Necropolis Railway station up for sale
An historic building - the last remaining element of a railway station where coffins and mourners left London for a Surrey cemetery - is up for sale with a £4.2 million asking price.
The grade II listed London Necropolis Railway offices in Westminster Bridge Road are on the market with planning permission for conversion to luxury flats.
The London Necropolis Railway operated from 1854 until its special platform at Waterloo was bombed in April 1941.
Trains for coffins and mourners ran along the main line to Brookwood in Surrey where a branch line led to the cemetery with its separate stations for Anglicans and nonconformists.
Brookwood Cemetery was created at a time when an expanding London was running out of room for burials. Several local churches – including Southwark Cathedral and St George the Martyr – had their own burial grounds at Brookwood.

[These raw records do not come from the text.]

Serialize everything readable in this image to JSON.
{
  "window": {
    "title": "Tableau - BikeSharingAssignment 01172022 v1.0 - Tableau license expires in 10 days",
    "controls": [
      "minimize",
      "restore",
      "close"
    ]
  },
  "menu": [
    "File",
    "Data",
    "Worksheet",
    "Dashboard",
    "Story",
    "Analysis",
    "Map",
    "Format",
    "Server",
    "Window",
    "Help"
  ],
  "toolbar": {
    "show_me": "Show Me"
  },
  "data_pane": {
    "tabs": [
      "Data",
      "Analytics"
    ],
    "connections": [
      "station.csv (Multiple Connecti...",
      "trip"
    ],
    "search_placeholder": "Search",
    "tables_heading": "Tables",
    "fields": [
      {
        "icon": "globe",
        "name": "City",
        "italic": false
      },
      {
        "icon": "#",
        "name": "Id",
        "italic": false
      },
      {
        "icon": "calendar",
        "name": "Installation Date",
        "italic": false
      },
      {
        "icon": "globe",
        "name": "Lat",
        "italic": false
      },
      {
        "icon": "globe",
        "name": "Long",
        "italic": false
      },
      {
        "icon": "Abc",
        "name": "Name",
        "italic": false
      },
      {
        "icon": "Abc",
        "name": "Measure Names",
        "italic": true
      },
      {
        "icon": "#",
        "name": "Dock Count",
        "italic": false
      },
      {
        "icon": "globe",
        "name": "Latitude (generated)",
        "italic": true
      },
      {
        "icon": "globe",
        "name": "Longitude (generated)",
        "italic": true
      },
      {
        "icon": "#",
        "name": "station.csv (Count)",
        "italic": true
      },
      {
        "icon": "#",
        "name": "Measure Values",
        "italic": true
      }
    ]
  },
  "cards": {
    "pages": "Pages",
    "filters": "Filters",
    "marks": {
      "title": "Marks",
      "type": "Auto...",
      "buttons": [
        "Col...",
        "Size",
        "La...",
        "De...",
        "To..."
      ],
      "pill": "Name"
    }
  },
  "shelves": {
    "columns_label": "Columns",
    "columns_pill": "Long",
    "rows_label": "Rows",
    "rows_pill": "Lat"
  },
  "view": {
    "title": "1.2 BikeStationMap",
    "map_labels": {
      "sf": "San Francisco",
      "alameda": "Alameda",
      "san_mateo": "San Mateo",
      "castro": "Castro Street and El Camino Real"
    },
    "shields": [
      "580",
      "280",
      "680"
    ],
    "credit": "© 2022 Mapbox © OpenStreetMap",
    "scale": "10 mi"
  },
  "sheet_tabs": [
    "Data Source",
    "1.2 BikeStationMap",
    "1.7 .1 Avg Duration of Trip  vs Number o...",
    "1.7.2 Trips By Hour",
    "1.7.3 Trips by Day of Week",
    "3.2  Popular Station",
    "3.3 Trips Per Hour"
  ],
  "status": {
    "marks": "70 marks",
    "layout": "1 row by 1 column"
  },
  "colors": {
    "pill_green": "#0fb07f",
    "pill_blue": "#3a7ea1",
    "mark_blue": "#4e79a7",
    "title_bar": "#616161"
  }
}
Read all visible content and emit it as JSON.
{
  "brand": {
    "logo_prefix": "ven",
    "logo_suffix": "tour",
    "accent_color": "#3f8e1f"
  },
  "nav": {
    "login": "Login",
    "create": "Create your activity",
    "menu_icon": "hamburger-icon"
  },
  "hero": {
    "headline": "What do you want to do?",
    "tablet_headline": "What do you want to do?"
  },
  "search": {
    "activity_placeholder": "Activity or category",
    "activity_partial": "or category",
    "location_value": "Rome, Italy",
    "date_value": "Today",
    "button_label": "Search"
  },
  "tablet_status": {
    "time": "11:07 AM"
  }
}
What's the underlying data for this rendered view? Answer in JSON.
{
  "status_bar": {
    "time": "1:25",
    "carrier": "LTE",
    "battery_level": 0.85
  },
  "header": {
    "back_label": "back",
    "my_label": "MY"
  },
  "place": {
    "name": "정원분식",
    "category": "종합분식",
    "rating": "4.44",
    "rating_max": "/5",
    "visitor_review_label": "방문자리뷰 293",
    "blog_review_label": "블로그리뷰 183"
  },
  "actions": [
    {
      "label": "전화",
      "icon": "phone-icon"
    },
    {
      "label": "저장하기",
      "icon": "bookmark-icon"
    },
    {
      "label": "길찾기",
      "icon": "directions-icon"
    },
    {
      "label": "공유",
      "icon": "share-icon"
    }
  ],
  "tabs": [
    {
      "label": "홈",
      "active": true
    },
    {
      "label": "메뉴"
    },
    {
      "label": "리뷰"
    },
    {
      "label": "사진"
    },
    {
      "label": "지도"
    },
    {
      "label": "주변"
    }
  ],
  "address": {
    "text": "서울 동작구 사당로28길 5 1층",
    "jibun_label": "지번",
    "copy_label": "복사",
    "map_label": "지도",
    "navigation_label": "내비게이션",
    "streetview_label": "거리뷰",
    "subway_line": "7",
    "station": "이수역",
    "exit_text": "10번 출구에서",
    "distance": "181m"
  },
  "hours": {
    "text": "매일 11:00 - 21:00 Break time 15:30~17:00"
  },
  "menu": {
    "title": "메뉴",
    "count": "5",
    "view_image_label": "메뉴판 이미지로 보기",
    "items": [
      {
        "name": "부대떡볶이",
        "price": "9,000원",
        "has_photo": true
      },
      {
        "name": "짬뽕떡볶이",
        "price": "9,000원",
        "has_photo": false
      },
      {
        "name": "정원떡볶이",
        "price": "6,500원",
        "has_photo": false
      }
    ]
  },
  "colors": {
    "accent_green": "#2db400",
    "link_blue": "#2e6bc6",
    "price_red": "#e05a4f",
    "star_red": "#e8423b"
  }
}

The Edwardian facade of the Necropolis Railway's second London station – opened in 1902 – survived the Blitz and was converted to office use.
The building has been grade II listed since 1989 and was most recently the offices of a firm of shipping agents.
Planning permission for conversion to residential use is said by agents Dexters to have been approved by Lambeth Council, though the decision notice has not yet been published pending the completion of a section 106 agreement.
Seven luxury flats are proposed within the building, which would also be extended at the rear.